When it started last year, WorldWideScience.org searched 12 databases from 10 countries. In the year since, those numbers have grown to 32 databases in 44 countries. These 44 countries cover all six inhabited continents and nearly half the world's population. The amount of information open to a search here is comparable to the amount of science searchable on Google. It represents some 200 million pages of R&D results … and again, little of this material could be found by Google. To find it, you need WorldWideScience.org.
Already a tremendous tool for scientific communication, WorldWideScience.org is clearly on a path for comprehensive searching of national scientific output for the entire world.
It will become, if you will, the Alexandria Library of the 21st Century.
Now, this is all interesting background, but what brings us together today is more than a celebration of a successful technology. It is, in fact, a celebration of a shared idea and a shared commitment to that idea. The idea, simply put, is that spreading scientific research and data will speed up the pace of discovery.
This is not a new idea. What is new is its wide acceptance and the means which are now at our disposal to realizing the acceleration of science. Indeed, as the end of the Second World War approached President Roosevelt charged a high-level group to … among other things, see "What can be done, consistent with military security, and with the prior approval of the military authorities, to make known to the world as soon as possible the contributions which have been made during our war effort to scientific knowledge. The diffusion of such knowledge," Roosevelt goes on to say, "should help us stimulate new enterprises, provide jobs for our returning servicemen and other workers, and make possible great strides for the improvement of the national well-being."
"Great strides for the improvement of the national well-being", that was the President's goal back in 1944. Today, here in Seoul, we can revise that goal to read, "Great strides for the improvement of the international well-being."
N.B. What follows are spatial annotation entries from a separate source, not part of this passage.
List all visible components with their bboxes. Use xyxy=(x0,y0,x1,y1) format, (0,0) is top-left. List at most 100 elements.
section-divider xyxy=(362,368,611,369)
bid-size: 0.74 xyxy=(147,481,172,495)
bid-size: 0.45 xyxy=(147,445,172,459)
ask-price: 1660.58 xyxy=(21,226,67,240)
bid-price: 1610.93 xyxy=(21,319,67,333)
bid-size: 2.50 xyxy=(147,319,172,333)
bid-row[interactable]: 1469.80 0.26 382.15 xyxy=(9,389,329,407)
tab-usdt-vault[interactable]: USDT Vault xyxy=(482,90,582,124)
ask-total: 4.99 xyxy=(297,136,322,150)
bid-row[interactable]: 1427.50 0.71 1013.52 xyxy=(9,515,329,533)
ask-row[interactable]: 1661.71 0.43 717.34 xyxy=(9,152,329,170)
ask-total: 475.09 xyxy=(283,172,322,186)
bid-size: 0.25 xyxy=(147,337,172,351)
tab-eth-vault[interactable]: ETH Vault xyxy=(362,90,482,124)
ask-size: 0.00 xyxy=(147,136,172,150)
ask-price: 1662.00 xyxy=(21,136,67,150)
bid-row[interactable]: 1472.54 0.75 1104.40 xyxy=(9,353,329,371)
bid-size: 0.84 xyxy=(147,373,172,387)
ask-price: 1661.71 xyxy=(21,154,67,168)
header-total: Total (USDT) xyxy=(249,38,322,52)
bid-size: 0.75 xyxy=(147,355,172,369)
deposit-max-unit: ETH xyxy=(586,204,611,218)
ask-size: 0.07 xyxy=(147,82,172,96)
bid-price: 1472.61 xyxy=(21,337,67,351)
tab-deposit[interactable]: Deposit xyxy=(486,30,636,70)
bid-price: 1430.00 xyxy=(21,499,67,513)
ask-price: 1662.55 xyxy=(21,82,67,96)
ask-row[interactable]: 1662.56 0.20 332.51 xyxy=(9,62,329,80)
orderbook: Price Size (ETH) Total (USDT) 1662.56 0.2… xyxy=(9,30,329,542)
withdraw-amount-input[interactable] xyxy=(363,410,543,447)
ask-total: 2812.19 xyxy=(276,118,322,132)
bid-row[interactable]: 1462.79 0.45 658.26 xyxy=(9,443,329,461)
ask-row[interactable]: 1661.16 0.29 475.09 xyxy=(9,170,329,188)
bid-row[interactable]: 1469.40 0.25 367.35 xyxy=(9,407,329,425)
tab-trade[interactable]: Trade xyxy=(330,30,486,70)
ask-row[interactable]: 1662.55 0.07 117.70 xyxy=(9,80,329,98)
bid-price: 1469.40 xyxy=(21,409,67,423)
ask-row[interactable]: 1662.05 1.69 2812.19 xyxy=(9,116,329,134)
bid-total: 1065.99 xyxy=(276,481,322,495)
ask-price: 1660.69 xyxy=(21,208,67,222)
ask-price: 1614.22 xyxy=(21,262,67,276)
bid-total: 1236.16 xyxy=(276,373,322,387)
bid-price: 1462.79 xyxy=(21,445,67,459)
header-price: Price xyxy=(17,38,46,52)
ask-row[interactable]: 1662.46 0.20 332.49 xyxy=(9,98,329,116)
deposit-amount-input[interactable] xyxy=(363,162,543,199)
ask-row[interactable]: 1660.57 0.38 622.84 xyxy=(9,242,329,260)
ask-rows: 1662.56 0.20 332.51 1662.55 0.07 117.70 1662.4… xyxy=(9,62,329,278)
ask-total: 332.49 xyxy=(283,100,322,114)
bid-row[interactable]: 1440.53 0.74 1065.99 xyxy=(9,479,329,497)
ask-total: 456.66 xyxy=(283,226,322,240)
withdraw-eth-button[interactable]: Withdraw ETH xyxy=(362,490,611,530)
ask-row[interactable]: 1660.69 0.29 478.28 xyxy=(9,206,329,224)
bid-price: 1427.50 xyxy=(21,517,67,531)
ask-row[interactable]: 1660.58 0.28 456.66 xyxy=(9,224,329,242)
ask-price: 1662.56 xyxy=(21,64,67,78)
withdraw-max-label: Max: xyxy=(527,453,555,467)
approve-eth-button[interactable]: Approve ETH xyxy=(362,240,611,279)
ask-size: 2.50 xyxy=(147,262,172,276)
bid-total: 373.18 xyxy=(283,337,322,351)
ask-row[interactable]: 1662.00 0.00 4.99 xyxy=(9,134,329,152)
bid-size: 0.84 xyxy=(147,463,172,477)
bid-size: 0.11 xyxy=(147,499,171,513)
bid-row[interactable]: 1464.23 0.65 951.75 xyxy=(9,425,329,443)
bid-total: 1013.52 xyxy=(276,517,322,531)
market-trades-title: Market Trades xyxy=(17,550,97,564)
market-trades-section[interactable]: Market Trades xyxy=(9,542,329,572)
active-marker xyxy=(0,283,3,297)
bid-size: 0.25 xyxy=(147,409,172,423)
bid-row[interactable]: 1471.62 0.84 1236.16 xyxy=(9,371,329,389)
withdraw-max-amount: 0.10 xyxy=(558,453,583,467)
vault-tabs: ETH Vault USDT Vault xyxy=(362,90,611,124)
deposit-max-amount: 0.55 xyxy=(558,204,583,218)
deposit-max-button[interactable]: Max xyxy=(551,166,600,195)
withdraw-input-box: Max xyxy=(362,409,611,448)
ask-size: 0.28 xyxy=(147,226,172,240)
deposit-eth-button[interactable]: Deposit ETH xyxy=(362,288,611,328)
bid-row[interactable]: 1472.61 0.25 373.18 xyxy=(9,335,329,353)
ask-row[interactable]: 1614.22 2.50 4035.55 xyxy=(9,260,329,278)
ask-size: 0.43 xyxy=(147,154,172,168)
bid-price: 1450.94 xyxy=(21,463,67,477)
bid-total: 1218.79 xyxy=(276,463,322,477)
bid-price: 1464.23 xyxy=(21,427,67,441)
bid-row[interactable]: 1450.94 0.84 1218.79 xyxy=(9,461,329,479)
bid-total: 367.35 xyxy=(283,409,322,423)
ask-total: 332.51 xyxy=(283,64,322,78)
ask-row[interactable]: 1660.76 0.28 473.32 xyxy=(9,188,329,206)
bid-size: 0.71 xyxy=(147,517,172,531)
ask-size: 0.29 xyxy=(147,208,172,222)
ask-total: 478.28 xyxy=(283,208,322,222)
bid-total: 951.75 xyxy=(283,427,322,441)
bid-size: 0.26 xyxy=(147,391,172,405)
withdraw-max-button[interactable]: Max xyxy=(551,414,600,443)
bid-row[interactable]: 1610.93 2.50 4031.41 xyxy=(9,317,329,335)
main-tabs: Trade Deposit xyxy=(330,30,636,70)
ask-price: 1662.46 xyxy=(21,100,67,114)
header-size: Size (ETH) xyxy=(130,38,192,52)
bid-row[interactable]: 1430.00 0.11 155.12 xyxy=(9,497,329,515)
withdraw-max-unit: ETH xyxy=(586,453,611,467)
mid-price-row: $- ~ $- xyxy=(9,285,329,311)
And in fact, this is rather close to what the authors said in their report to Roosevelt. "International exchange of scientific information is of growing importance" they wrote. "In addition," the authors note, "a flow of scientific information constitutes one facet of general international accord which should be cultivated." And finally they concluded that "the government should take an active role in promoting the international flow of scientific information."
This was something of a revolutionary assertion at the time. But the idea took hold and has led us to where we are today – an international gathering celebrating transparent science and the diffusion of scientific knowledge.
This cannot help but benefit all who participate.
And I think this view is widely held. And given the significance of the milestone we celebrate today, I want to mention these founding WorldWideScience Alliance members individually:
These national organizations and ICSTI have shown great leadership as founding members of this Alliance. I hope that other nations will also join in this Alliance to accelerate science through an acceleration of openness, transparency and accessibility. I also hope that other major science-producing nations who are not represented on the WorldWideScience.org map will offer their own scientific databases to be included in its searches. This would be a way to enhance the scientific enterprise for any nation.
On behalf of the United States government, I want to congratulate all of you on this momentous achievement and offer you our continued support and commitment to your efforts.